His gaze moves to his own reflection. His hands wring the neck of the brown bag he shouldn’t have. The bag that holds a map to a dark place he shouldn’t know. He holds his shit together long enough to get out of the metal tomb and through his apartment door.
The bottle stands about as tall as the fishbowl. He turns the label, studies the cursive script, the sloped shoulders, the amber promise. Imagines the burn sliding from his lips to his throat, then the slow melt into his brain.
The fish screams at him.
“Fuck you.”
Another scream. And another.
Cooper leans in. “You don’t know,” he says, his breath fogging the glass. “You swim in circles. Build your goddamn bubble forts all day. You don’t know what I see out there.” Smacks the side of his head. “What I see in here.” He can’t remember the dreams that wake him every morning at zero-four-hundred. No matter, he knows the upshot: He should be dead.
The fish ruffles its fins, snakes toward him until they’re nose to teeth. The mouth opens and closes, opens and closes. Orange bastard.
Cooper flings the freezer door aside. Digs his fist into the plastic bag and dumps a mass of frozen worms into the bowl. The fish attacks. Fins thrash, teeth gnash. It gorges into the center of the fleshy ball.
Through the churning water he spots the green circle. Plucks the chip off the counter, closes his eyes. His pulse slows. Deep breath in, slow exhale. When his eyes open he sees a knot in the fish’s gut. The orange body contorts, eyes bulge. But the teeth don’t slow their orgy.
“Shit.” Cooper scoops the uneaten tangle and pitches it in the sink. Unscrews the bottle cap and tips it over the red clump. The heat scalds his eyes. Their twin compulsions slide down the drain.
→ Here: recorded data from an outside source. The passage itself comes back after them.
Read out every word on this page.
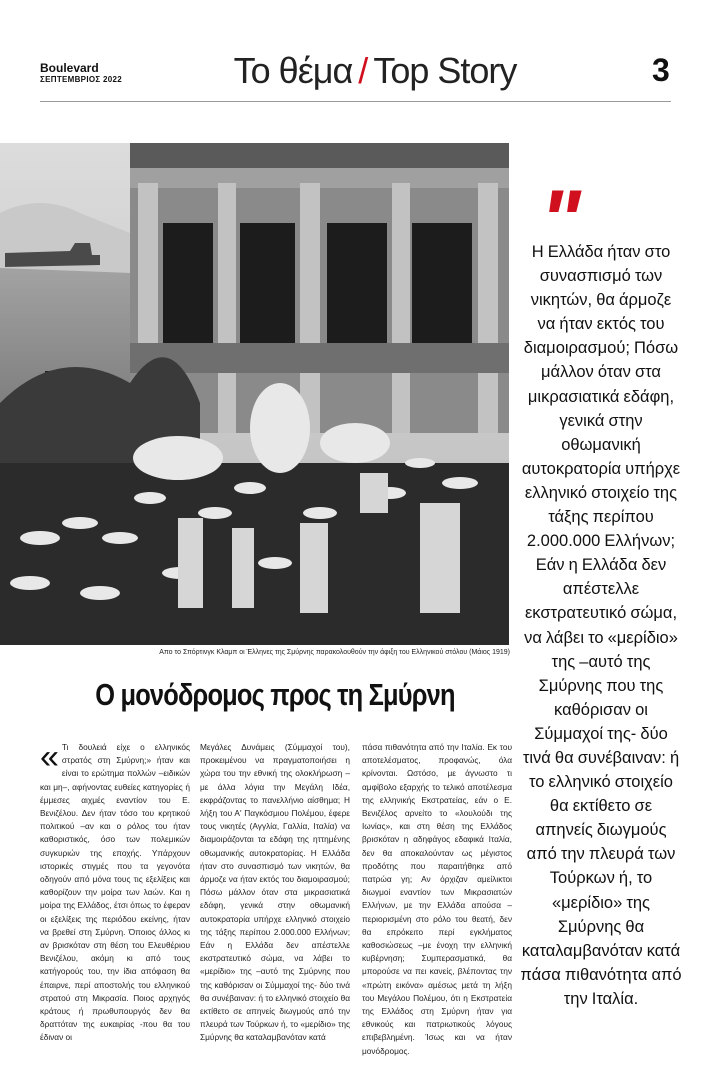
Boulevard
ΣΕΠΤΕΜΒΡΙΟΣ 2022	Το θέμα / Top Story	3
Απο το Σπόρτινγκ Κλαμπ οι Έλληνες της Σμύρνης παρακολουθούν την άφιξη του Ελληνικού στόλου (Μάιος 1919)
"
Η Ελλάδα ήταν στο συνασπισμό των νικητών, θα άρμοζε να ήταν εκτός του διαμοιρασμού; Πόσω μάλλον όταν στα μικρασιατικά εδάφη, γενικά στην οθωμανική αυτοκρατορία υπήρχε ελληνικό στοιχείο της τάξης περίπου 2.000.000 Ελλήνων; Εάν η Ελλάδα δεν απέστελλε εκστρατευτικό σώμα, να λάβει το «μερίδιο» της –αυτό της Σμύρνης που της καθόρισαν οι Σύμμαχοί της- δύο τινά θα συνέβαιναν: ή το ελληνικό στοιχείο θα εκτίθετο σε απηνείς διωγμούς από την πλευρά των Τούρκων ή, το «μερίδιο» της Σμύρνης θα καταλαμβανόταν κατά πάσα πιθανότητα από την Ιταλία.
Ο μονόδρομος προς τη Σμύρνη
« Τι δουλειά είχε ο ελληνικός στρατός στη Σμύρνη;» ήταν και είναι το ερώτημα πολλών –ειδικών και μη–, αφήνοντας ευθείες κατηγορίες ή έμμεσες αιχμές εναντίον του Ε. Βενιζέλου. Δεν ήταν τόσο του κρητικού πολιτικού –αν και ο ρόλος του ήταν καθοριστικός, όσο των πολεμικών συγκυριών της εποχής. Υπάρχουν ιστορικές στιγμές που τα γεγονότα οδηγούν από μόνα τους τις εξελίξεις και καθορίζουν την μοίρα των λαών. Και η μοίρα της Ελλάδος, έτσι όπως το έφεραν οι εξελίξεις της περιόδου εκείνης, ήταν να βρεθεί στη Σμύρνη. Όποιος άλλος κι αν βρισκόταν στη θέση του Ελευθέριου Βενιζέλου, ακόμη κι από τους κατήγορούς του, την ίδια απόφαση θα έπαιρνε, περί αποστολής του ελληνικού στρατού στη Μικρασία. Ποιος αρχηγός κράτους ή πρωθυπουργός δεν θα δραττόταν της ευκαιρίας -που θα του έδιναν οι
Μεγάλες Δυνάμεις (Σύμμαχοί του), προκειμένου να πραγματοποιήσει η χώρα του την εθνική της ολοκλήρωση –με άλλα λόγια την Μεγάλη Ιδέα, εκφράζοντας το πανελλήνιο αίσθημα; Η λήξη του Α' Παγκόσμιου Πολέμου, έφερε τους νικητές (Αγγλία, Γαλλία, Ιταλία) να διαμοιράζονται τα εδάφη της ηττημένης οθωμανικής αυτοκρατορίας. Η Ελλάδα ήταν στο συνασπισμό των νικητών, θα άρμοζε να ήταν εκτός του διαμοιρασμού; Πόσω μάλλον όταν στα μικρασιατικά εδάφη, γενικά στην οθωμανική αυτοκρατορία υπήρχε ελληνικό στοιχείο της τάξης περίπου 2.000.000 Ελλήνων; Εάν η Ελλάδα δεν απέστελλε εκστρατευτικό σώμα, να λάβει το «μερίδιο» της –αυτό της Σμύρνης που της καθόρισαν οι Σύμμαχοί της- δύο τινά θα συνέβαιναν: ή το ελληνικό στοιχείο θα εκτίθετο σε απηνείς διωγμούς από την πλευρά των Τούρκων ή, το «μερίδιο» της Σμύρνης θα καταλαμβανόταν κατά
πάσα πιθανότητα από την Ιταλία. Εκ του αποτελέσματος, προφανώς, όλα κρίνονται. Ωστόσο, με άγνωστο τι αμφίβολο εξαρχής το τελικό αποτέλεσμα της ελληνικής Εκστρατείας, εάν ο Ε. Βενιζέλος αρνείτο το «λουλούδι της Ιωνίας», και στη θέση της Ελλάδος βρισκόταν η αδηφάγος εδαφικά Ιταλία, δεν θα αποκαλούνταν ως μέγιστος προδότης που παραιτήθηκε από πατρώα γη; Αν όρχιζαν αμείλικτοι διωγμοί εναντίον των Μικρασιατών Ελλήνων, με την Ελλάδα απούσα –περιορισμένη στο ρόλο του θεατή, δεν θα επρόκειτο περί εγκλήματος καθοσιώσεως –με ένοχη την ελληνική κυβέρνηση; Συμπερασματικά, θα μπορούσε να πει κανείς, βλέποντας την «πρώτη εικόνα» αμέσως μετά τη λήξη του Μεγάλου Πολέμου, ότι η Εκστρατεία της Ελλάδος στη Σμύρνη ήταν για εθνικούς και πατριωτικούς λόγους επιβεβλημένη. Ίσως και να ήταν μονόδρομος.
“Sorry,” he tells the fish. The glassy eyes stare through the now murky water, the mouth blessedly silent. “I’ll buy you a real tank this weekend. Get you one of those little diver things. Maybe a castle. You’ll like that.” Dr. Ampura will, too. Another baby step, another check mark in his chart.
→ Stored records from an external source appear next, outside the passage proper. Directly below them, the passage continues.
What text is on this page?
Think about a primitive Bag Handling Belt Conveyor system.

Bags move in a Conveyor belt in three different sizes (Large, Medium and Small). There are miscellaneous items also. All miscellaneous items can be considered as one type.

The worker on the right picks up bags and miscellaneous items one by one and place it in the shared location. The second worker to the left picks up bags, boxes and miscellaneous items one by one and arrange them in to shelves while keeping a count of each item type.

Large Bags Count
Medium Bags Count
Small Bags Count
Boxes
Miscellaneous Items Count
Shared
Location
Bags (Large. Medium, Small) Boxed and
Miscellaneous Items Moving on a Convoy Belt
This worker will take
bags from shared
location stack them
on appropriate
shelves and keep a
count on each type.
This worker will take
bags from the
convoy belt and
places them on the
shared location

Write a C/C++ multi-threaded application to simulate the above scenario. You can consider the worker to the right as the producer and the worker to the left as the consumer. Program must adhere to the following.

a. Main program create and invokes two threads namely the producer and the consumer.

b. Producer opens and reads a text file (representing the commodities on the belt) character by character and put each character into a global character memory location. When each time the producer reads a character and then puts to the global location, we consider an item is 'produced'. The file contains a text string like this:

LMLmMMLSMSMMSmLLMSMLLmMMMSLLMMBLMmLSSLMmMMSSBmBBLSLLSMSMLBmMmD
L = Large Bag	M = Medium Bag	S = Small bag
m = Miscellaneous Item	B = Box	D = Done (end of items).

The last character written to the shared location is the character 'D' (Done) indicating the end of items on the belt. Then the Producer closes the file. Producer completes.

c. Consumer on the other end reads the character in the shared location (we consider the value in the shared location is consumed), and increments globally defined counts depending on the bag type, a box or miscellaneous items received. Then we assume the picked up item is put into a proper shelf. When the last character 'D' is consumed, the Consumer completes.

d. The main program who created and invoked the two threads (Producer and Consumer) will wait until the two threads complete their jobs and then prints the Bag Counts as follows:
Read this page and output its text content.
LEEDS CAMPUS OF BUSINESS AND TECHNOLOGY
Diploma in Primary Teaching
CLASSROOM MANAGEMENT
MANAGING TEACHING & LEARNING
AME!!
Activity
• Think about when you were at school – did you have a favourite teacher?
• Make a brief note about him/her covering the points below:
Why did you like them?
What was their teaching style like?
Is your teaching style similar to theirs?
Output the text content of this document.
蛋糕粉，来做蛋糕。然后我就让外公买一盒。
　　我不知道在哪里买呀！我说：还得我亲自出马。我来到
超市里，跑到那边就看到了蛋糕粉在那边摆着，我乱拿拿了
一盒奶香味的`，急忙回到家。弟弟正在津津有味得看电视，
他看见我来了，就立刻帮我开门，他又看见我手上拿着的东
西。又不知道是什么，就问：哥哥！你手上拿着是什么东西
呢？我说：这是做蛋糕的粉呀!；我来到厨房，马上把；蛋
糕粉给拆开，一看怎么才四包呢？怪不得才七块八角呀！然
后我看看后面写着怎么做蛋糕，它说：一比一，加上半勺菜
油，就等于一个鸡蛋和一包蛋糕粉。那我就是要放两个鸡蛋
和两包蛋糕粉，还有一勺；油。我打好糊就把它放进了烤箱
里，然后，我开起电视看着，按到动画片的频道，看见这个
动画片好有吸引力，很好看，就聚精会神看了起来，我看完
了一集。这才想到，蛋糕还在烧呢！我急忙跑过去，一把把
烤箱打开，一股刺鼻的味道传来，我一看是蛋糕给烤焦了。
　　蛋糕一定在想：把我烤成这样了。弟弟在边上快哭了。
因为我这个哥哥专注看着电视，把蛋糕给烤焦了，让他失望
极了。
He limps to the bathroom, his thigh muscles seized up again. Strips with his back to the mirror. Better than whiskey, a shower. The smiling actors with mounds of suds on their heads should say that, they’d sell more soap. Wash away the past twelve hours. Clear the decks for new sins to collect, fester, eat their way into your brain.
The cool water pours over his head, cascades down his body. He stands there a long while, eyes closed, head bent forward against the tile. Takes longer than usual for his sins to wash down the drain tonight. But they will.